Is this the eve of a marketing renaissance?

By John Bradley and Carrie Bradley

The long-term decline of marketing departments (and their agencies) from being in the business strategy driving seat to being the annoying kids getting up to mischief in the back has been a well-charted path. The rise of digital should have armed marketers to drive their businesses online, but it took a pandemic to get that message through to the decision-makers.

Instead, conference after conference took place in the tactical weeds of last-click attribution models and whose garden was walled or not – topics the rest of the c-suite quite rightly had no interest in.

But there are signs the tide may be finally be ripe for turning.

During last week’s online Festival of Marketing in the U.K., more than one keynote speaker honed in on the issue of marketing’s strategic impact within the c-suite. This has been high on The Bradley Group’s agenda for years now in our training and consulting practices, but the COVID-19 pandemic has pushed it to the very top for everyone.

The high-profile academic Mark Ritson here laid the blame for marketing’s lack of c-suite heft squarely at the feet of marketers themselves.

“We are always guilty of making the CFO the bête noire,” he said during a Q&A session during the festival. “We say, ‘the CFO is making us short-term, doesn’t understand the value of marketing, boo, hiss’….what we are missing is it’s our job to represent what we do because we are marketers. When the CFO doesn’t get the value of branding, doesn’t allow us to propose the budget, it is not the CFO’s fault, it is our fault.”

He is, of course, completely correct. A strategic marketing department is not one that produces lots of documents with the word ‘Strategy’ in the title, it is one that interprets what is happening in the outside world, comprehends the strategic implications to the entire business model and communicates the desired courses of action in terms the c-suite can comprehend and be inspired to act upon.

Over time, these core skills have eroded to the point where many marketing departments have become strategically impotent, a failing painfully exposed during the previous eight months. What consumers are thinking and feeling about brands, or ads, or packaging, or social media – never sell-out topics in most c-suites – has slipped further down the agenda since virtually all businesses were plunged into rudderless unpredictability.

However, now more than ever before, the mantra of every problem being a disguised opportunity is true for the discipline of marketing.

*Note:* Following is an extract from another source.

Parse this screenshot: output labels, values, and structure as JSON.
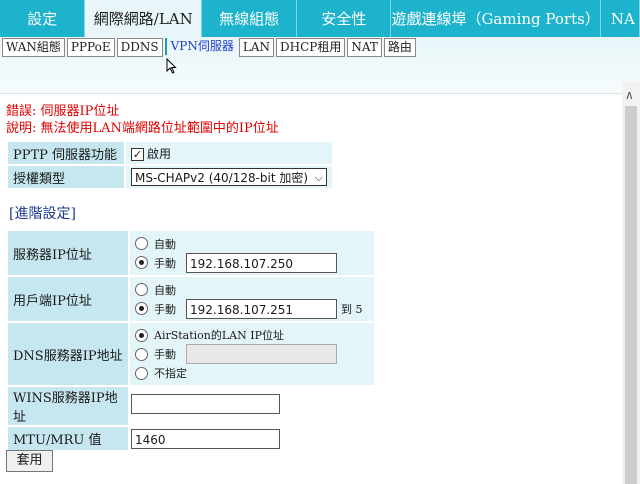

All businesses, whether decimated or riding undreamt-of highs thanks to the pandemic, need a strategic marketing function at the heart of their decision-making.

American professor Scott Galloway argued during a Festival panel that such a role might present itself as Chief Intelligence Officers, whose role is to position themselves as “the person who is responsible for informing every part of the supply chain and understanding how the business maintains margin and differentiation.”

He may well be onto something. In our experience, the genuinely strategic marketers we have encountered within the c-suite excel at all three of the attributes required in Galloway’s CIO role: a deep understanding of how the totality of their business operates and makes money; financial literacy; and how to drive change through convoluted, arthritic decision-making processes.

Virtually every CMO in the country has the opportunity to regain the strategic hot seat because virtually every business has been massively impacted – positively or negatively – by the outside world that is post-March 2020. What every business sorely needs right now is what marketers and their agency partners bring to the table: knowledge of the external consumer world, a deep knowledge of the operational inter-dependencies within their own business and the ability to comprehend and communicate financial implications.

We predict 2021 will be a watershed for marketers. There will be those who can make the leap back into driving business strategy, helping their businesses survive and ultimately thrive in the most trying circumstances. There will be others who will continue to be sidelined, most likely permanently, from c-suite influence. But are these not the very circumstances in which marketers and their agency partners claim to excel: do or die – Fortune Favours the Brave?

John Bradley and Carrie Bradley are managing partners of The Bradley Group.